Тереза протянула руку к папке и вытащила из нее фотографии.

– Это прямая противоположность тому, что фотографировали вы, – сказал редактор Терезе едва ли не извиняющимся тоном.

Тереза возразила:

– Ну что вы! Это одно и то же.

Никто этой фразы не понял, да и мне совсем нелегко объяснить, что, в сущности, хотела сказать Тереза, приравняв нудистский пляж к русскому вторжению. Просматривая фотографии, она особенно долго задержалась на одной, на которой была изображена семья из четырех человек, стоявших в кружок: голая мать, склонившаяся к детям так, что большие соски свисали у нее вниз, точно у козы или коровы, а с другой стороны – в такой же склоненной позе мужчина, чья мошонка также напоминала миниатюрное вымя.

– Вам не нравится? – спросил редактор.

– Отлично сфотографировано.

– Тема вас, вероятно, шокирует, – сказала фотограф. – По вам сразу видно, что на нудистский пляж вы не пошли бы.

– Нет, конечно, – сказала Тереза.

Редактор улыбнулся:

– Что ж, нетрудно догадаться, откуда вы приехали.
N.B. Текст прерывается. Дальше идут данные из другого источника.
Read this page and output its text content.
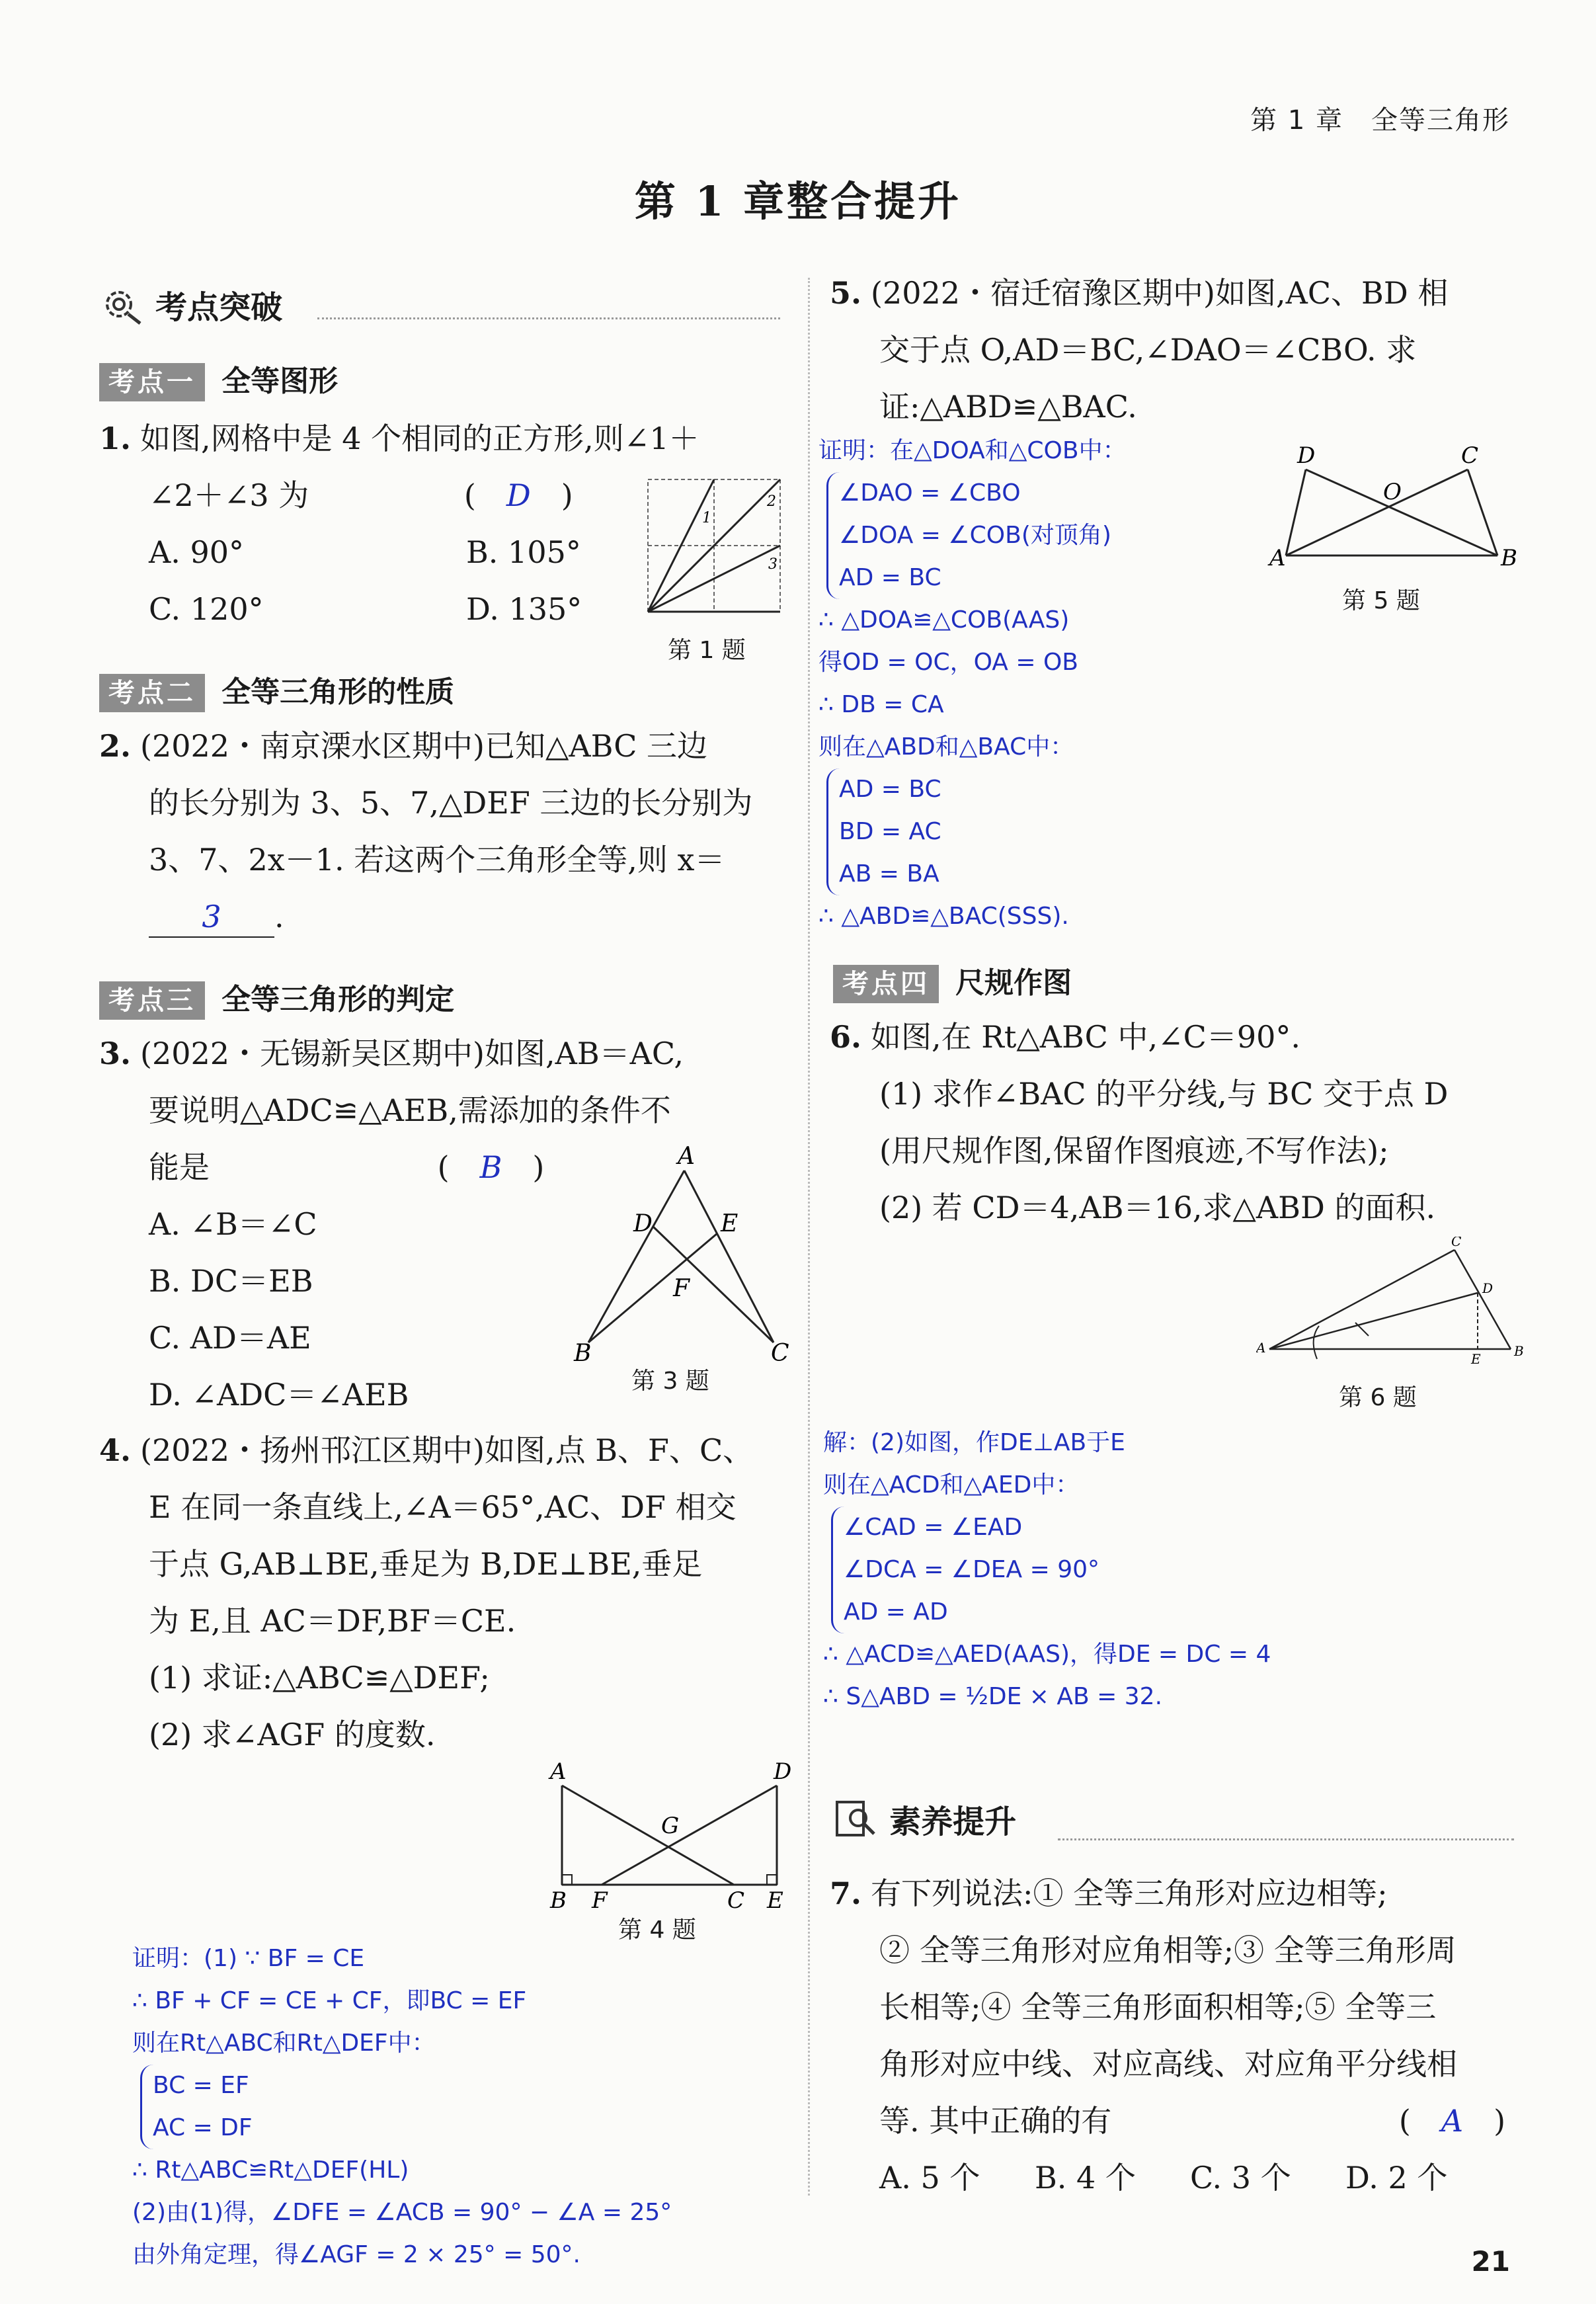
第 1 章　全等三角形
第 1 章整合提升
考点突破
考点一 全等图形
1. 如图,网格中是 4 个相同的正方形,则∠1＋
∠2＋∠3 为	(　D　)
A. 90°	B. 105°
C. 120°	D. 135°
1
2
3
第 1 题
考点二 全等三角形的性质
2. (2022・南京溧水区期中)已知△ABC 三边
的长分别为 3、5、7,△DEF 三边的长分别为
3、7、2x－1. 若这两个三角形全等,则 x＝
3 .
考点三 全等三角形的判定
3. (2022・无锡新吴区期中)如图,AB＝AC,
要说明△ADC≌△AEB,需添加的条件不
能是	(　B　)
A. ∠B＝∠C
B. DC＝EB
C. AD＝AE
D. ∠ADC＝∠AEB
A
D	E
F
B	C
第 3 题
4. (2022・扬州邗江区期中)如图,点 B、F、C、
E 在同一条直线上,∠A＝65°,AC、DF 相交
于点 G,AB⊥BE,垂足为 B,DE⊥BE,垂足
为 E,且 AC＝DF,BF＝CE.
(1) 求证:△ABC≌△DEF;
(2) 求∠AGF 的度数.
A	D
G
B F	C E
第 4 题
证明：(1) ∵ BF = CE
∴ BF + CF = CE + CF，即BC = EF
则在Rt△ABC和Rt△DEF中：
BC = EF
AC = DF
∴ Rt△ABC≌Rt△DEF(HL)
(2)由(1)得，∠DFE = ∠ACB = 90° − ∠A = 25°
由外角定理，得∠AGF = 2 × 25° = 50°.
5. (2022・宿迁宿豫区期中)如图,AC、BD 相
交于点 O,AD＝BC,∠DAO＝∠CBO. 求
证:△ABD≌△BAC.
D	C
O
A	B
第 5 题
证明：在△DOA和△COB中：
∠DAO = ∠CBO
∠DOA = ∠COB(对顶角)
AD = BC
∴ △DOA≌△COB(AAS)
得OD = OC，OA = OB
∴ DB = CA
则在△ABD和△BAC中：
AD = BC
BD = AC
AB = BA
∴ △ABD≌△BAC(SSS).
考点四 尺规作图
6. 如图,在 Rt△ABC 中,∠C＝90°.
(1) 求作∠BAC 的平分线,与 BC 交于点 D
(用尺规作图,保留作图痕迹,不写作法);
(2) 若 CD＝4,AB＝16,求△ABD 的面积.
C
D
A
E	B
第 6 题
解：(2)如图，作DE⊥AB于E
则在△ACD和△AED中：
∠CAD = ∠EAD
∠DCA = ∠DEA = 90°
AD = AD
∴ △ACD≌△AED(AAS)，得DE = DC = 4
∴ S△ABD = ½DE × AB = 32.
素养提升
7. 有下列说法:① 全等三角形对应边相等;
② 全等三角形对应角相等;③ 全等三角形周
长相等;④ 全等三角形面积相等;⑤ 全等三
角形对应中线、对应高线、对应角平分线相
等. 其中正确的有	(　A　)
A. 5 个 B. 4 个 C. 3 个 D. 2 个
21
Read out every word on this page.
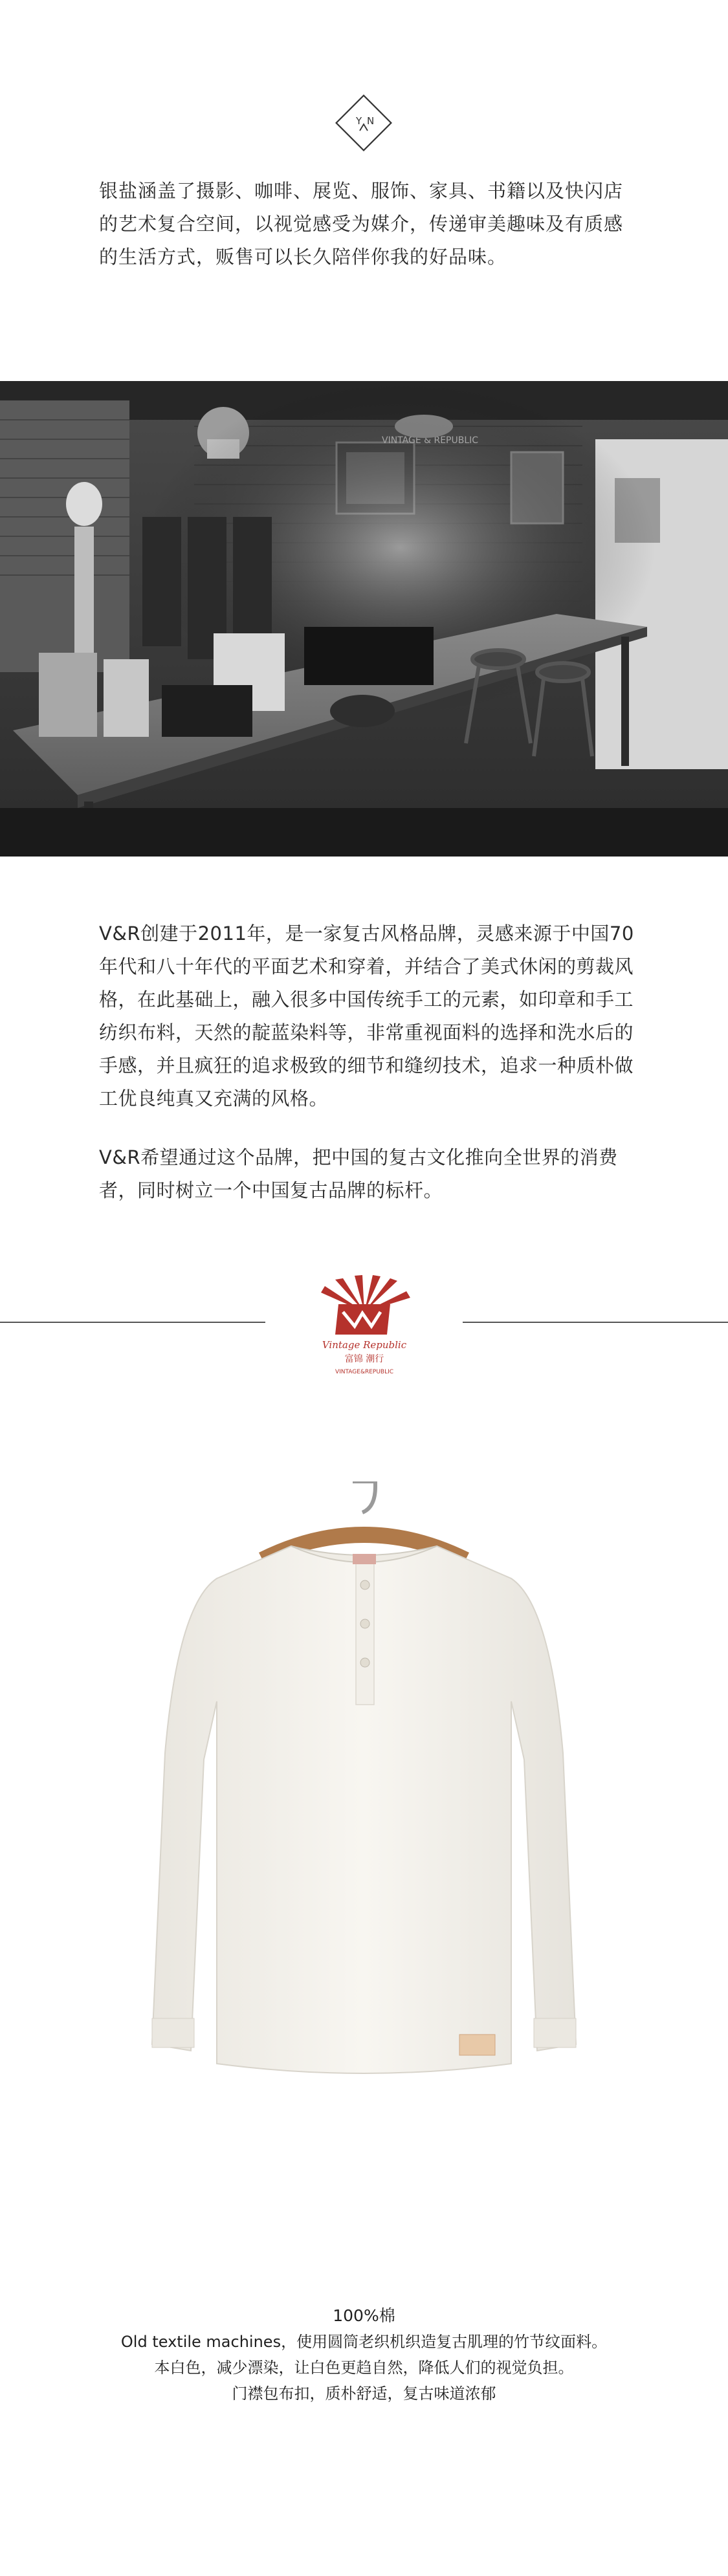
Y N
银盐涵盖了摄影、咖啡、展览、服饰、家具、书籍以及快闪店的艺术复合空间，以视觉感受为媒介，传递审美趣味及有质感的生活方式，贩售可以长久陪伴你我的好品味。

V&R创建于2011年，是一家复古风格品牌，灵感来源于中国70年代和八十年代的平面艺术和穿着，并结合了美式休闲的剪裁风格，在此基础上，融入很多中国传统手工的元素，如印章和手工纺织布料，天然的靛蓝染料等，非常重视面料的选择和洗水后的手感，并且疯狂的追求极致的细节和缝纫技术，追求一种质朴做工优良纯真又充满的风格。

V&R希望通过这个品牌，把中国的复古文化推向全世界的消费者，同时树立一个中国复古品牌的标杆。

Vintage Republic
富锦 潮行
VINTAGE&REPUBLIC
100%棉
Old textile machines，使用圆筒老织机织造复古肌理的竹节纹面料。
本白色，减少漂染，让白色更趋自然，降低人们的视觉负担。
门襟包布扣，质朴舒适，复古味道浓郁
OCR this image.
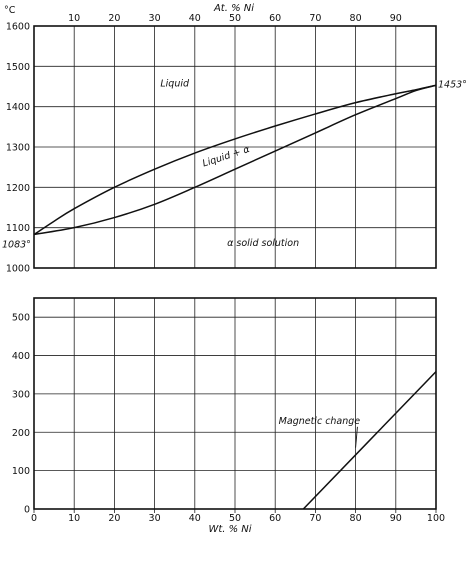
1600
1500
1400
1300
1200
1100
1000
10	20	30	40	50	60	70	80	90
500
400
300
200
100
0
0	10	20	30	40	50	60	70	80	90	100
Liquid
Liquid + α
α solid solution
1083°
1453°
Magnetic change
°C	At. % Ni
Wt. % Ni
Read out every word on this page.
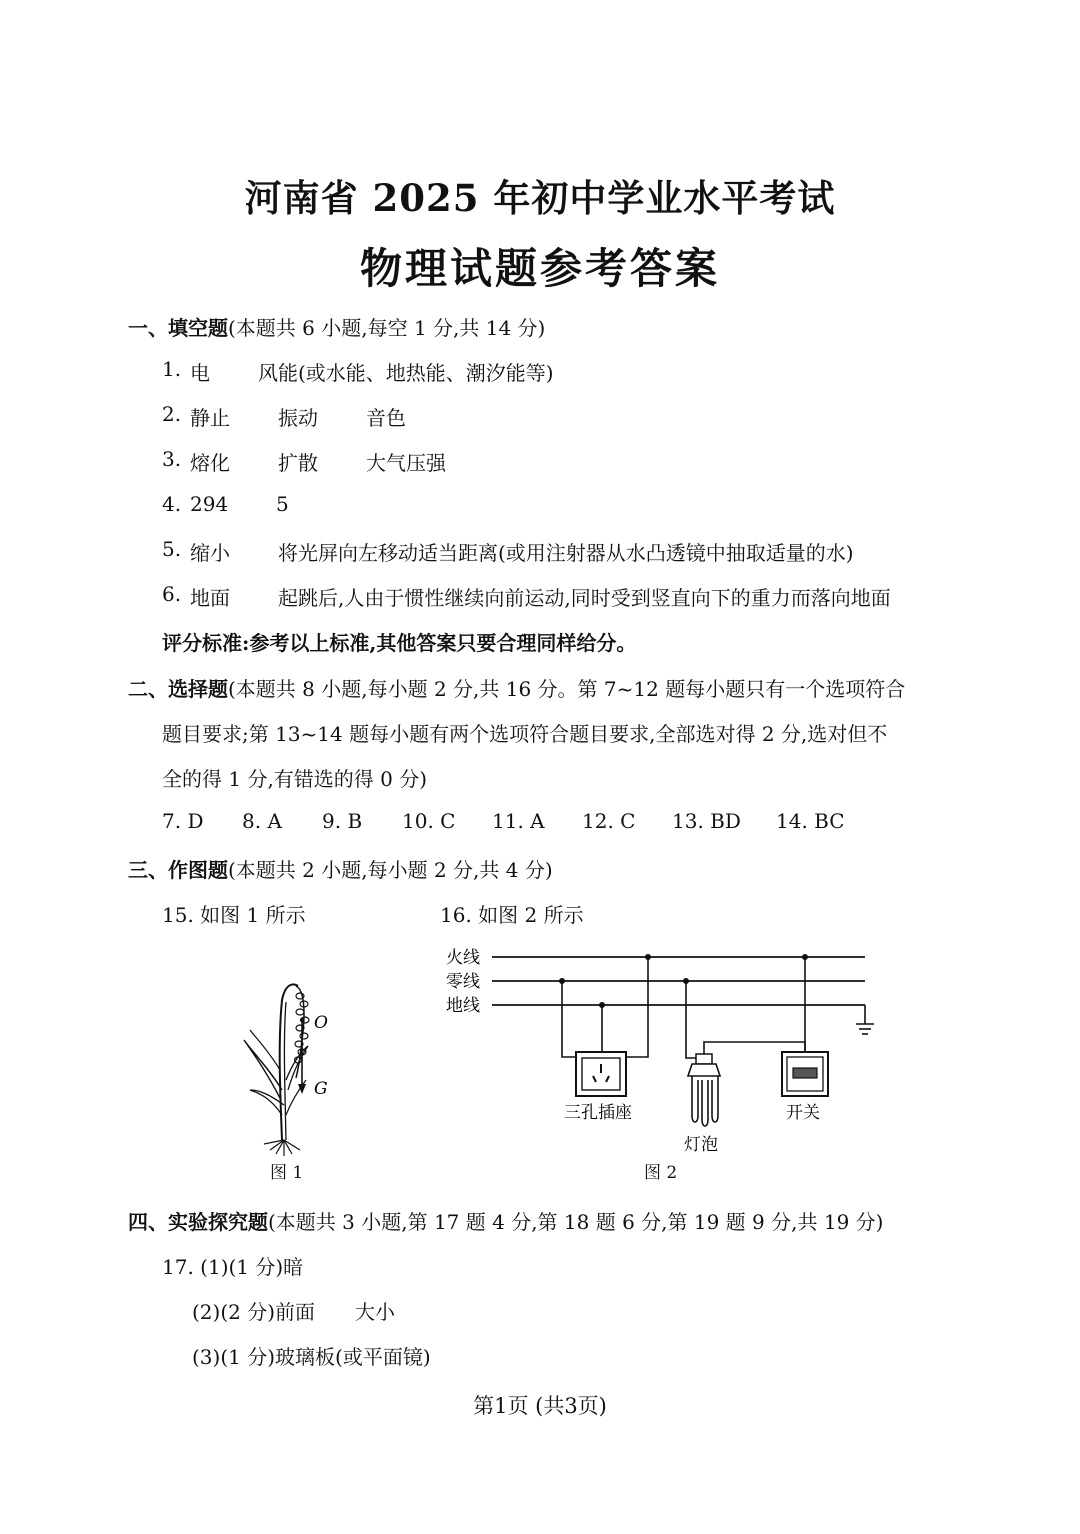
河南省 2025 年初中学业水平考试
物理试题参考答案
一、填空题(本题共 6 小题,每空 1 分,共 14 分)
1. 电 风能(或水能、地热能、潮汐能等)
2. 静止 振动 音色
3. 熔化 扩散 大气压强
4. 294 5
5. 缩小 将光屏向左移动适当距离(或用注射器从水凸透镜中抽取适量的水)
6. 地面 起跳后,人由于惯性继续向前运动,同时受到竖直向下的重力而落向地面
评分标准:参考以上标准,其他答案只要合理同样给分。
二、选择题(本题共 8 小题,每小题 2 分,共 16 分。第 7~12 题每小题只有一个选项符合
题目要求;第 13~14 题每小题有两个选项符合题目要求,全部选对得 2 分,选对但不
全的得 1 分,有错选的得 0 分)
7. D 8. A 9. B 10. C 11. A 12. C 13. BD 14. BC
三、作图题(本题共 2 小题,每小题 2 分,共 4 分)
15. 如图 1 所示	16. 如图 2 所示
O
G
图 1
火线
零线
地线
三孔插座
灯泡
开关
图 2
四、实验探究题(本题共 3 小题,第 17 题 4 分,第 18 题 6 分,第 19 题 9 分,共 19 分)
17. (1)(1 分)暗
(2)(2 分)前面　　大小
(3)(1 分)玻璃板(或平面镜)
第1页 (共3页)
Коммунистические страны ужасно пуританские.

– Голые тела, что тут особенного! – сказала фотограф с материнской мягкостью. – Нормально. А все, что нормально, красиво!

Тереза вспомнила мать, ходившую голой по квартире. И явственно услышала смех, раздававшийся за ее спиной, когда она бежала задернуть шторы, чтобы голую мать не увидели из дома напротив.

25

Дама-фотограф позвала Терезу на чашку кофе в буфет.

– Сделанные вами снимки весьма любопытны. Замечу, что вы обладаете особым чутьем женского тела. Вы понимаете, что я имею в виду? Тех девушек в вызывающих позах!

– Тех, что целуются перед русскими танками?

– Совершенно верно. Вы могли бы стать первоклассным фотографом в области моды. Для этого вам, разумеется, надо связаться с манекенщицей. Скорее всего, с такой, что тоже подыскивает работу. Вы могли бы сделать пробные фотографии для какой-нибудь фирмы. Конечно, потребуется время, чтобы пробиться. А пока я могу оказать вам одну услугу. Познакомить вас с редактором, который ведет рубрику «Наш сад». Возможно, им нужны фото кактусов, роз и всего такого прочего.